Just then, my email inbox gave a ding, and I saw Zainib Salbi had written. She was checking on me after my trip, thanking me effusively for having visited the program, and for what I have written thus far that had been published, describing it as so helpful. I gave myself a few more days to feel rotten but when it didn’t lift, I headed to the doctor for my routine, posttrip physical, with the usual parasite test. I studied the awesomely modern, pristine room, and resisted contrasting it with the clinics I have visited around the world. It would be a futile exercise. It is what it is.

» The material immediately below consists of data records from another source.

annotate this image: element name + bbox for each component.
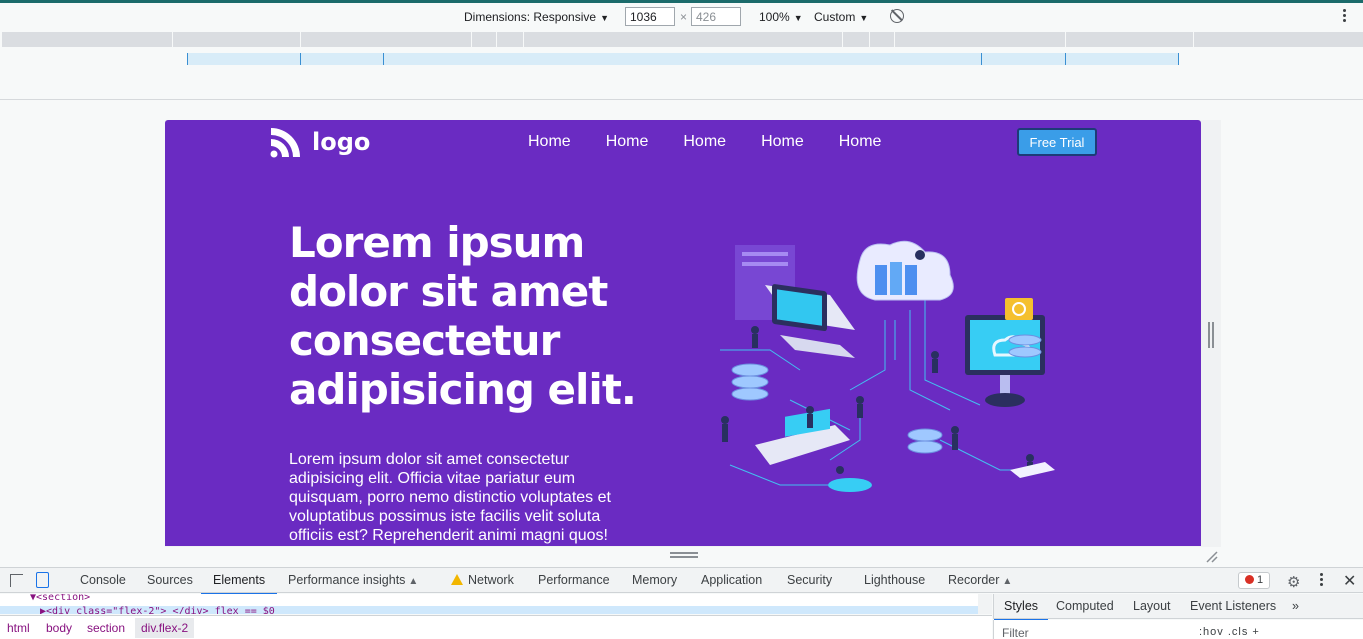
site-logo[interactable]: logo [268,124,370,160]
tab-recorder[interactable]: Recorder ▲ [948,573,1012,587]
tab-performance-insights[interactable]: Performance insights ▲ [288,573,418,587]
throttle-dropdown[interactable]: Custom ▼ [814,10,868,24]
more-options-icon[interactable] [1320,573,1323,588]
tab-styles[interactable]: Styles [993,599,1049,621]
height-input[interactable] [691,7,741,26]
dom-node-selected[interactable]: ▶<div class="flex-2"> </div> flex == $0 [0,606,978,614]
tab-network[interactable]: Network [451,573,514,587]
nav-link-home[interactable]: Home [761,133,804,151]
nav-link-home[interactable]: Home [839,133,882,151]
hero-text: Lorem ipsum dolor sit amet consectetur a… [289,451,611,544]
rss-logo-icon [270,128,300,158]
tab-sources[interactable]: Sources [147,573,193,587]
gear-icon[interactable]: ⚙ [1287,573,1300,591]
close-icon[interactable]: ✕ [1343,571,1356,591]
rotate-icon[interactable] [890,9,904,23]
tab-console[interactable]: Console [80,573,126,587]
dom-scrollbar[interactable] [978,594,992,614]
tab-security[interactable]: Security [787,573,832,587]
tab-computed[interactable]: Computed [1056,599,1114,613]
styles-sidebar-tabs: Styles Computed Layout Event Listeners » [993,594,1363,621]
resize-handle-vertical[interactable] [1208,322,1214,348]
chevron-right-icon[interactable]: » [1292,599,1299,613]
more-options-icon[interactable] [1343,9,1347,25]
cloud-network-illustration [720,240,1055,492]
flask-icon: ▲ [408,576,419,587]
logo-text: logo [312,128,371,156]
free-trial-button[interactable]: Free Trial [1017,128,1097,156]
tab-lighthouse[interactable]: Lighthouse [864,573,925,587]
dimensions-dropdown[interactable]: Dimensions: Responsive ▼ [464,10,609,24]
caret-down-icon: ▼ [859,13,869,23]
device-toggle-icon[interactable] [36,572,49,588]
caret-down-icon: ▼ [793,13,803,23]
ruler-bar [187,53,1179,65]
nav-link-home[interactable]: Home [528,133,571,151]
flask-icon: ▲ [1002,576,1013,587]
devtools-tabbar: Console Sources Elements Performance ins… [0,567,1363,595]
media-query-bar[interactable] [2,32,1363,47]
zoom-dropdown[interactable]: 100% ▼ [759,10,803,24]
tab-performance[interactable]: Performance [538,573,610,587]
devtools-window: Dimensions: Responsive▼ × 100%▼ Custom▼ … [0,0,1363,639]
error-icon [1245,575,1254,584]
tab-application[interactable]: Application [701,573,762,587]
error-count-badge[interactable]: 1 [1238,572,1271,589]
device-toolbar: Dimensions: Responsive▼ × 100%▼ Custom▼ [0,3,1363,31]
breadcrumb-div[interactable]: div.flex-2 [135,618,195,638]
tab-layout[interactable]: Layout [1133,599,1171,613]
main-nav: Home Home Home Home Home [528,133,916,151]
breadcrumb-html[interactable]: html [7,621,30,635]
tab-memory[interactable]: Memory [632,573,677,587]
width-input[interactable] [625,7,675,26]
tab-event-listeners[interactable]: Event Listeners [1190,599,1276,613]
styles-filter: Filter :hov .cls + [993,620,1363,639]
resize-handle-horizontal[interactable] [670,552,698,558]
resize-corner-icon[interactable] [1204,549,1218,563]
dom-node-section[interactable]: ▼<section> [30,594,90,603]
emulated-page: logo Home Home Home Home Home Free Trial… [165,120,1201,546]
warning-icon [451,574,463,585]
filter-input[interactable]: Filter [1002,626,1029,639]
dom-tree: ▼<section> ▶<div class="flex-2"> </div> … [0,594,978,614]
divider [0,99,1363,100]
style-tools[interactable]: :hov .cls + [1199,626,1260,638]
breadcrumb-body[interactable]: body [46,621,72,635]
times-sign: × [680,10,688,24]
hero-title: Lorem ipsum dolor sit amet consectetur a… [289,218,637,414]
nav-link-home[interactable]: Home [606,133,649,151]
tab-elements[interactable]: Elements [200,573,278,595]
breadcrumb: html body section div.flex-2 [0,615,992,639]
breadcrumb-section[interactable]: section [87,621,125,635]
inspect-element-icon[interactable] [10,574,23,587]
caret-down-icon: ▼ [600,13,609,23]
nav-link-home[interactable]: Home [683,133,726,151]
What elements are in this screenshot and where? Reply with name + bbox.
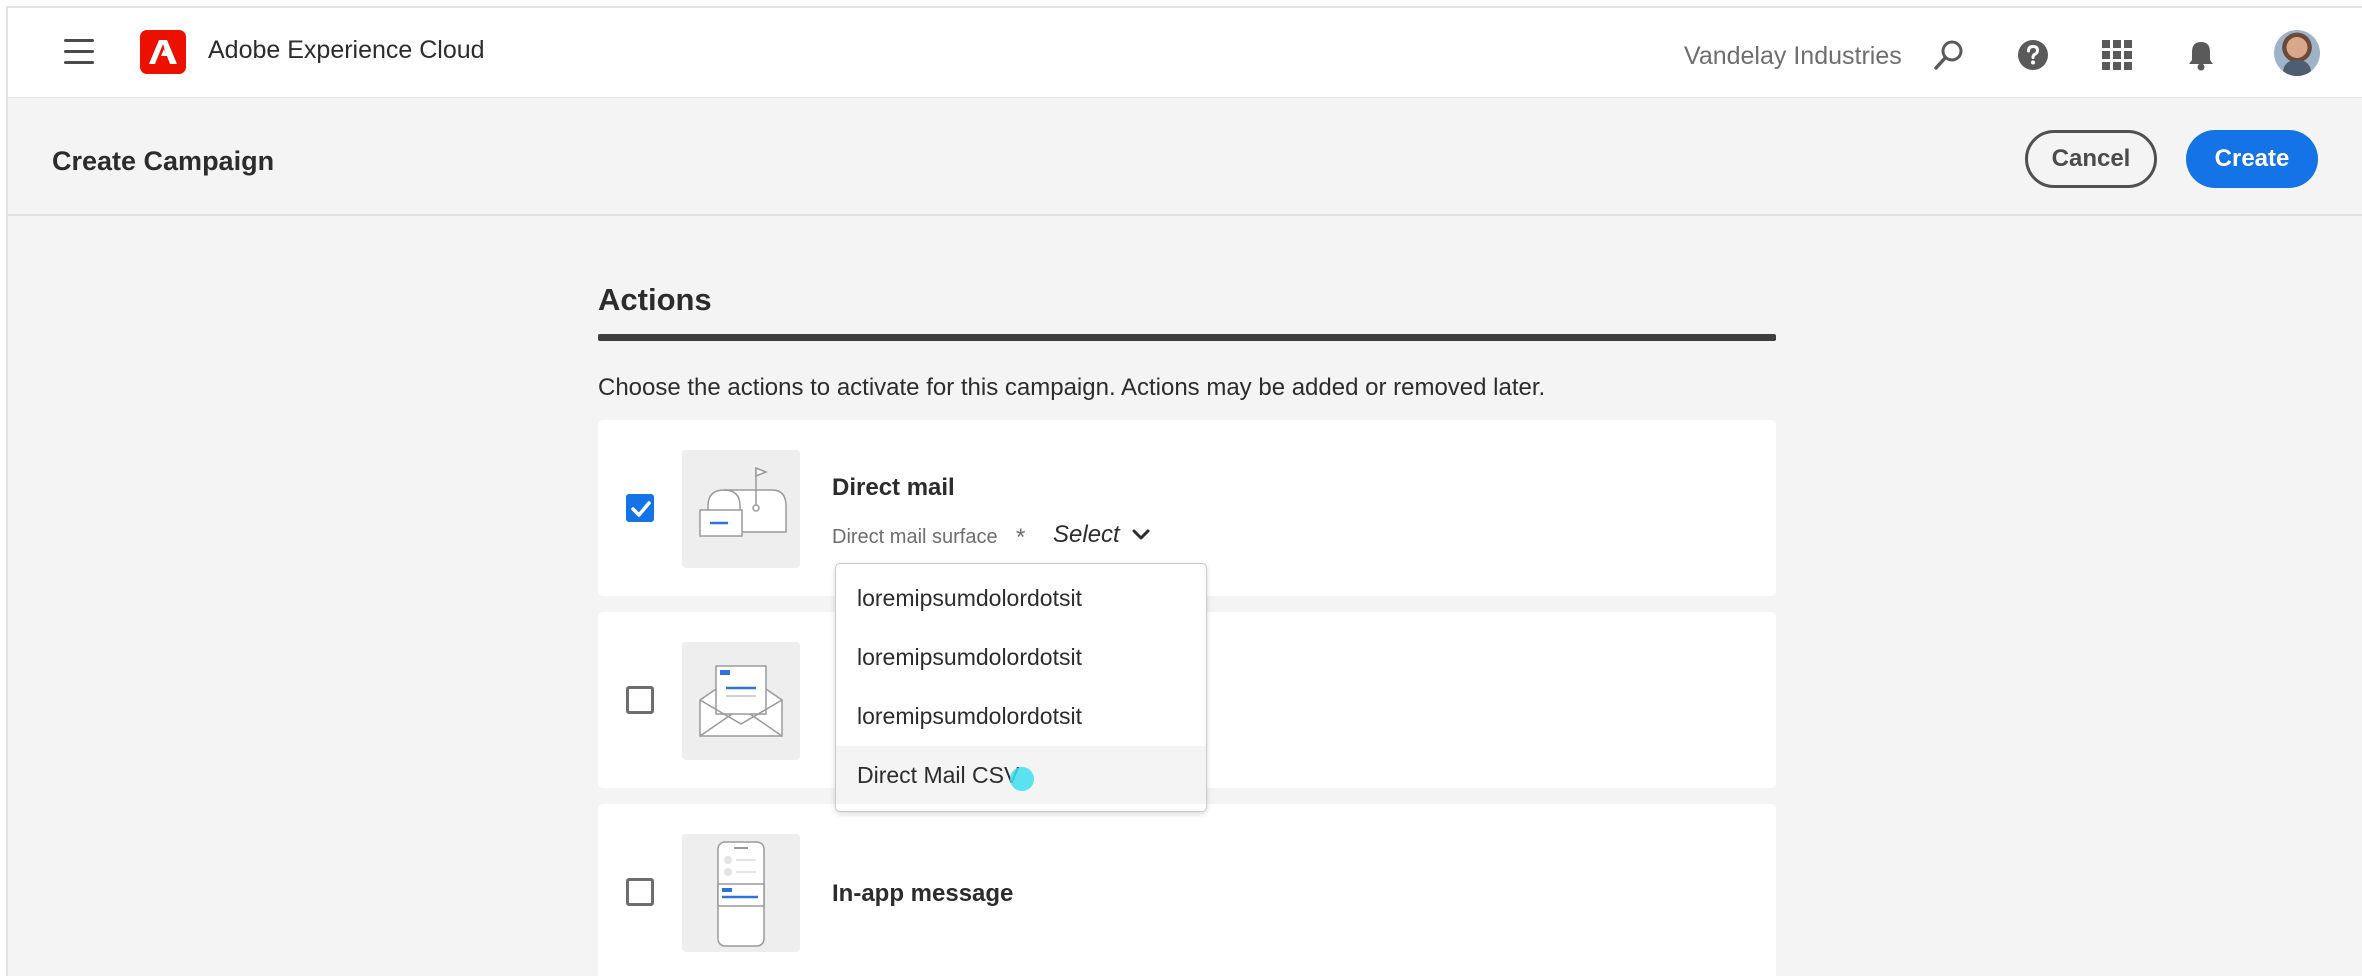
- menu-icon[interactable]: [64, 39, 94, 65]
- section-description: Choose the actions to activate for this …: [598, 374, 1546, 401]
- page-header: Create Campaign Cancel Create: [8, 98, 2362, 216]
- dropdown-option[interactable]: loremipsumdolordotsit: [836, 687, 1206, 745]
- app-title[interactable]: Adobe Experience Cloud: [208, 36, 485, 65]
- action-card-in-app-message: In-app message: [598, 804, 1776, 976]
- direct-mail-checkbox[interactable]: [626, 494, 654, 522]
- section-divider: [598, 334, 1776, 341]
- help-icon[interactable]: [2016, 38, 2050, 72]
- dropdown-option[interactable]: loremipsumdolordotsit: [836, 569, 1206, 627]
- card-title: Direct mail: [832, 474, 955, 501]
- direct-mail-surface-select[interactable]: Select: [1053, 521, 1150, 549]
- adobe-logo: [140, 30, 186, 74]
- org-switcher[interactable]: Vandelay Industries: [1684, 8, 1902, 104]
- create-button[interactable]: Create: [2186, 130, 2318, 188]
- search-icon[interactable]: [1932, 38, 1966, 72]
- direct-mail-surface-label: Direct mail surface: [832, 526, 998, 548]
- cancel-button[interactable]: Cancel: [2025, 130, 2157, 188]
- chevron-down-icon: [1132, 529, 1150, 540]
- envelope-icon: [682, 642, 800, 760]
- email-checkbox[interactable]: [626, 686, 654, 714]
- card-title: In-app message: [832, 880, 1014, 907]
- select-label: Select: [1053, 521, 1120, 548]
- in-app-message-checkbox[interactable]: [626, 878, 654, 906]
- mobile-phone-icon: [682, 834, 800, 952]
- section-title: Actions: [598, 282, 712, 317]
- global-nav: Adobe Experience Cloud Vandelay Industri…: [8, 8, 2362, 98]
- page-title: Create Campaign: [52, 146, 275, 176]
- bell-icon[interactable]: [2184, 38, 2218, 72]
- dropdown-option[interactable]: loremipsumdolordotsit: [836, 628, 1206, 686]
- avatar[interactable]: [2274, 30, 2320, 76]
- app-window: Adobe Experience Cloud Vandelay Industri…: [6, 6, 2362, 976]
- mailbox-icon: [682, 450, 800, 568]
- required-marker: *: [1016, 524, 1026, 551]
- pointer-cursor: [1010, 767, 1034, 791]
- apps-grid-icon[interactable]: [2100, 38, 2134, 72]
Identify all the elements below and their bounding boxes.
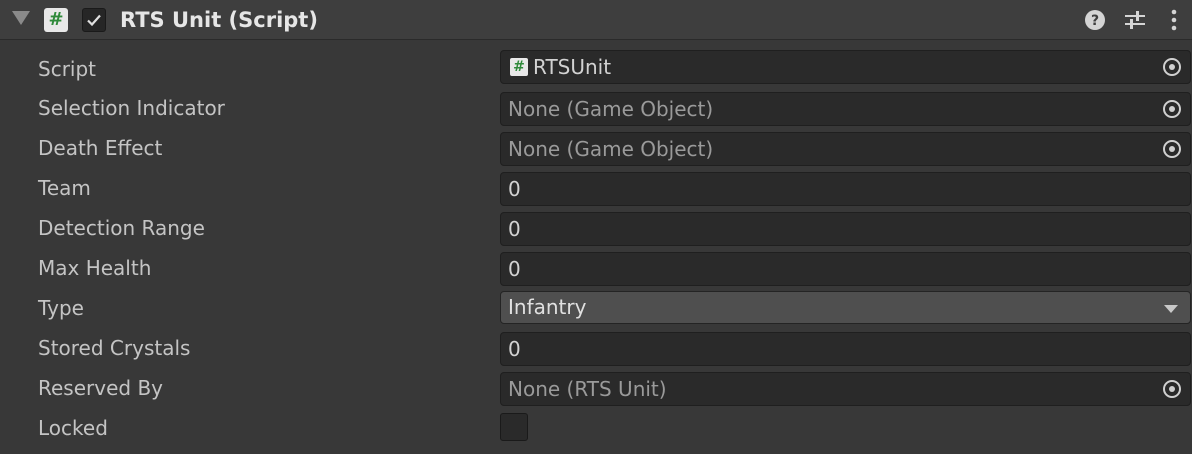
field-value: Infantry — [508, 295, 587, 319]
reserved-by-field[interactable]: None (RTS Unit) — [500, 372, 1191, 406]
script-field[interactable]: # RTSUnit — [500, 50, 1191, 84]
type-dropdown[interactable]: Infantry — [500, 291, 1191, 324]
field-value: 0 — [508, 337, 521, 361]
component-title: RTS Unit (Script) — [120, 8, 318, 32]
row-stored-crystals: Stored Crystals 0 — [0, 328, 1192, 368]
field-label: Selection Indicator — [38, 96, 225, 120]
object-picker-button[interactable] — [1154, 93, 1190, 125]
row-reserved-by: Reserved By None (RTS Unit) — [0, 368, 1192, 408]
field-value: 0 — [508, 177, 521, 201]
row-max-health: Max Health 0 — [0, 248, 1192, 288]
chevron-down-icon — [1164, 305, 1178, 313]
object-picker-icon — [1163, 100, 1181, 118]
help-icon[interactable]: ? — [1083, 8, 1107, 32]
row-type: Type Infantry — [0, 288, 1192, 328]
row-selection-indicator: Selection Indicator None (Game Object) — [0, 88, 1192, 128]
row-detection-range: Detection Range 0 — [0, 208, 1192, 248]
presets-icon[interactable] — [1123, 8, 1147, 32]
death-effect-field[interactable]: None (Game Object) — [500, 132, 1191, 166]
row-team: Team 0 — [0, 168, 1192, 208]
object-picker-button[interactable] — [1154, 373, 1190, 405]
field-value: None (Game Object) — [508, 97, 714, 121]
object-picker-icon — [1163, 380, 1181, 398]
selection-indicator-field[interactable]: None (Game Object) — [500, 92, 1191, 126]
field-label: Stored Crystals — [38, 336, 191, 360]
kebab-menu-icon[interactable] — [1162, 8, 1186, 32]
object-picker-button[interactable] — [1154, 51, 1190, 83]
object-picker-icon — [1163, 140, 1181, 158]
component-header[interactable]: # RTS Unit (Script) ? — [0, 0, 1192, 40]
field-value: None (Game Object) — [508, 137, 714, 161]
locked-checkbox[interactable] — [500, 413, 528, 441]
field-value: RTSUnit — [533, 55, 612, 79]
row-locked: Locked — [0, 408, 1192, 448]
svg-text:?: ? — [1091, 13, 1099, 29]
field-label: Type — [38, 296, 84, 320]
field-label: Script — [38, 57, 97, 81]
field-value: 0 — [508, 257, 521, 281]
field-label: Death Effect — [38, 136, 163, 160]
field-label: Max Health — [38, 256, 152, 280]
field-value: None (RTS Unit) — [508, 377, 667, 401]
stored-crystals-input[interactable]: 0 — [500, 332, 1191, 366]
foldout-arrow-icon[interactable] — [12, 11, 30, 25]
row-script: Script # RTSUnit — [0, 48, 1192, 88]
field-label: Reserved By — [38, 376, 163, 400]
script-icon: # — [44, 8, 68, 32]
detection-range-input[interactable]: 0 — [500, 212, 1191, 246]
max-health-input[interactable]: 0 — [500, 252, 1191, 286]
field-label: Locked — [38, 416, 108, 440]
field-label: Team — [38, 176, 91, 200]
team-input[interactable]: 0 — [500, 172, 1191, 206]
checkmark-icon — [87, 14, 101, 27]
object-picker-button[interactable] — [1154, 133, 1190, 165]
field-value: 0 — [508, 217, 521, 241]
script-icon: # — [510, 58, 528, 76]
field-label: Detection Range — [38, 216, 205, 240]
component-enabled-checkbox[interactable] — [82, 8, 106, 32]
row-death-effect: Death Effect None (Game Object) — [0, 128, 1192, 168]
object-picker-icon — [1163, 58, 1181, 76]
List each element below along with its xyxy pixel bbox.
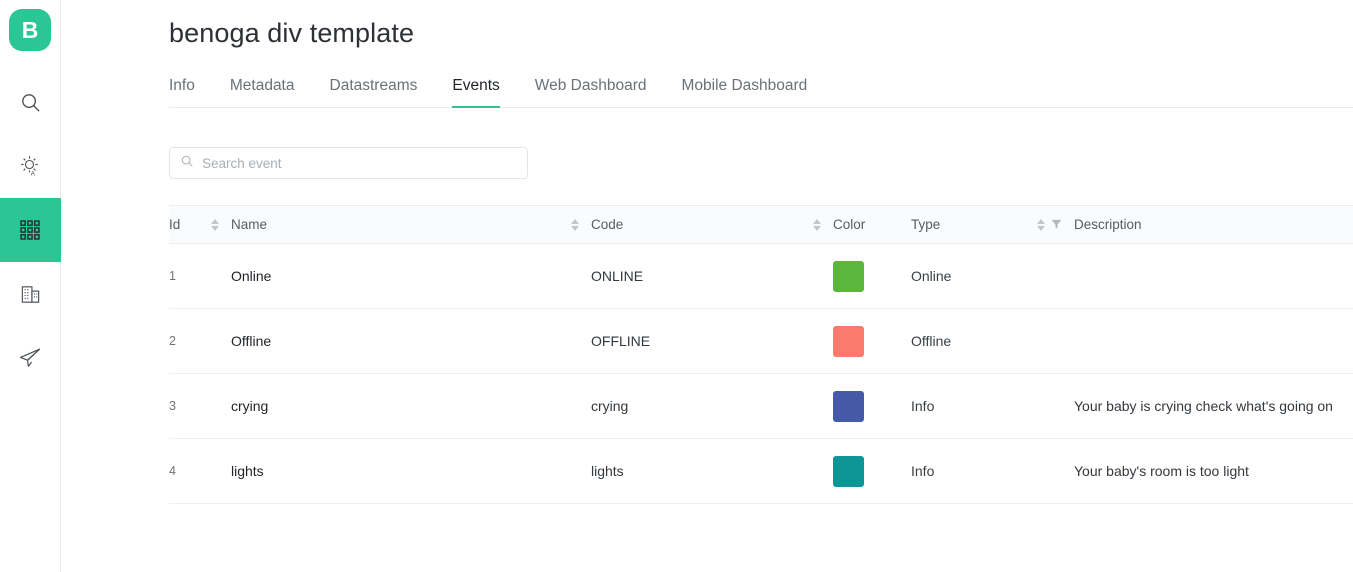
tab-mobile-dashboard[interactable]: Mobile Dashboard (682, 77, 808, 108)
tab-bar: Info Metadata Datastreams Events Web Das… (169, 70, 1353, 108)
table-body: 1 Online ONLINE Online 2 Offline OFFLINE (169, 243, 1353, 504)
search-input[interactable] (202, 155, 517, 171)
table-row[interactable]: 4 lights lights Info Your baby's room is… (169, 438, 1353, 504)
column-header-name[interactable]: Name (231, 205, 591, 244)
table-row[interactable]: 2 Offline OFFLINE Offline (169, 308, 1353, 374)
column-header-id[interactable]: Id (169, 205, 231, 244)
tab-metadata[interactable]: Metadata (230, 77, 295, 108)
app-root: B A benoga div template Info Metadata Da… (0, 0, 1353, 572)
brightness-icon: A (18, 154, 42, 178)
cell-type: Offline (911, 308, 1074, 374)
cell-type: Online (911, 243, 1074, 309)
svg-text:A: A (31, 171, 36, 178)
cell-description: Your baby's room is too light (1074, 438, 1353, 504)
cell-name: crying (231, 373, 591, 439)
send-icon (18, 346, 42, 370)
column-label-type: Type (911, 217, 941, 232)
column-header-type[interactable]: Type (911, 205, 1074, 244)
table-head: Id Name Code Color Type Description (169, 205, 1353, 244)
cell-name: lights (231, 438, 591, 504)
color-swatch (833, 455, 864, 487)
events-table-element: Id Name Code Color Type Description 1 On… (169, 205, 1353, 504)
color-swatch (833, 390, 864, 422)
cell-description (1074, 308, 1353, 374)
column-header-code[interactable]: Code (591, 205, 833, 244)
cell-type: Info (911, 438, 1074, 504)
sidebar-item-brightness[interactable]: A (0, 134, 61, 198)
cell-name: Online (231, 243, 591, 309)
main-content: benoga div template Info Metadata Datast… (61, 0, 1353, 572)
cell-color (833, 308, 911, 374)
column-label-name: Name (231, 217, 268, 232)
color-swatch (833, 325, 864, 357)
cell-id: 3 (169, 373, 231, 439)
cell-description: Your baby is crying check what's going o… (1074, 373, 1353, 439)
events-table: Id Name Code Color Type Description 1 On… (169, 205, 1353, 504)
page-title: benoga div template (169, 18, 415, 48)
sort-icon-id[interactable] (211, 218, 219, 231)
cell-code: lights (591, 438, 833, 504)
cell-description (1074, 243, 1353, 309)
table-row[interactable]: 3 crying crying Info Your baby is crying… (169, 373, 1353, 439)
column-label-description: Description (1074, 217, 1142, 232)
cell-code: ONLINE (591, 243, 833, 309)
sidebar-item-search[interactable] (0, 70, 61, 134)
column-header-color: Color (833, 205, 911, 244)
cell-color (833, 373, 911, 439)
search-icon (180, 154, 194, 173)
column-label-code: Code (591, 217, 624, 232)
sidebar: B A (0, 0, 61, 572)
cell-name: Offline (231, 308, 591, 374)
cell-id: 1 (169, 243, 231, 309)
search-icon (19, 91, 42, 114)
cell-color (833, 438, 911, 504)
tab-events[interactable]: Events (452, 77, 500, 108)
cell-code: crying (591, 373, 833, 439)
apps-grid-icon (19, 219, 41, 241)
cell-color (833, 243, 911, 309)
cell-id: 4 (169, 438, 231, 504)
cell-code: OFFLINE (591, 308, 833, 374)
tab-datastreams[interactable]: Datastreams (330, 77, 418, 108)
column-label-id: Id (169, 217, 181, 232)
search-box[interactable] (169, 147, 528, 179)
tab-info[interactable]: Info (169, 77, 195, 108)
brand-logo[interactable]: B (9, 9, 51, 51)
brand-logo-letter: B (21, 16, 39, 43)
column-label-color: Color (833, 217, 866, 232)
table-header-row: Id Name Code Color Type Description (169, 205, 1353, 244)
sidebar-item-organization[interactable] (0, 262, 61, 326)
sort-icon-type[interactable] (1037, 218, 1045, 231)
sidebar-item-apps[interactable] (0, 198, 61, 262)
color-swatch (833, 260, 864, 292)
column-header-description: Description (1074, 205, 1353, 244)
table-row[interactable]: 1 Online ONLINE Online (169, 243, 1353, 309)
sidebar-item-send[interactable] (0, 326, 61, 390)
building-icon (19, 283, 42, 306)
filter-icon-type[interactable] (1051, 219, 1062, 230)
cell-id: 2 (169, 308, 231, 374)
sort-icon-name[interactable] (571, 218, 579, 231)
sort-icon-code[interactable] (813, 218, 821, 231)
cell-type: Info (911, 373, 1074, 439)
tab-web-dashboard[interactable]: Web Dashboard (535, 77, 647, 108)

My physician was wearing very thick sterile plastic gloves. They looked industrial strength, in fact. When he opened an alcohol swab, I was suddenly confused. I wasn’t having blood drawn. I wondered if I was receiving a shot of which I was unaware. He lifted the end of his stethoscope, and wiped it before placing it on the fabric of my dress to listen to my heart. His mouth was moving, but I stopped hearing. I began to cry. He had sterilized the end of his stethoscope. Across the world, surgeons at Panzi Clinic scrub without running water, using bar soap, and sometimes operate without electricity. Many patients leave at night, and sleep in parks nearby, as the clinic cannot accommodate them all.
Although I seemed to be exotic bacteria- and virus-free, I was clearly ill. My doctor then surprised me, this same sweet man who told me years ago if I went to a mental hospital for depression it would go on my “record,” diagnosed me with severe reverse culture shock. He said there was nothing he could do but suggest I rest and give myself time to heal from the effects of what I had chosen to expose myself to and take on.
I continued slowly to work at my desk on the advocacy tasks I created for myself during my time in Africa, with each email and call, praying the effort made good on promises made to my new sisters.
Once the Africans had gone offline for their nighttime, I turned my attention westward, to Hollywood. I spoke to my agent who as ever was full of information about scripts and green-lit movies, phone calls and appointments, and all the latest show business news, that nonetheless made my head spin. I started reading a few scripts she had sent me.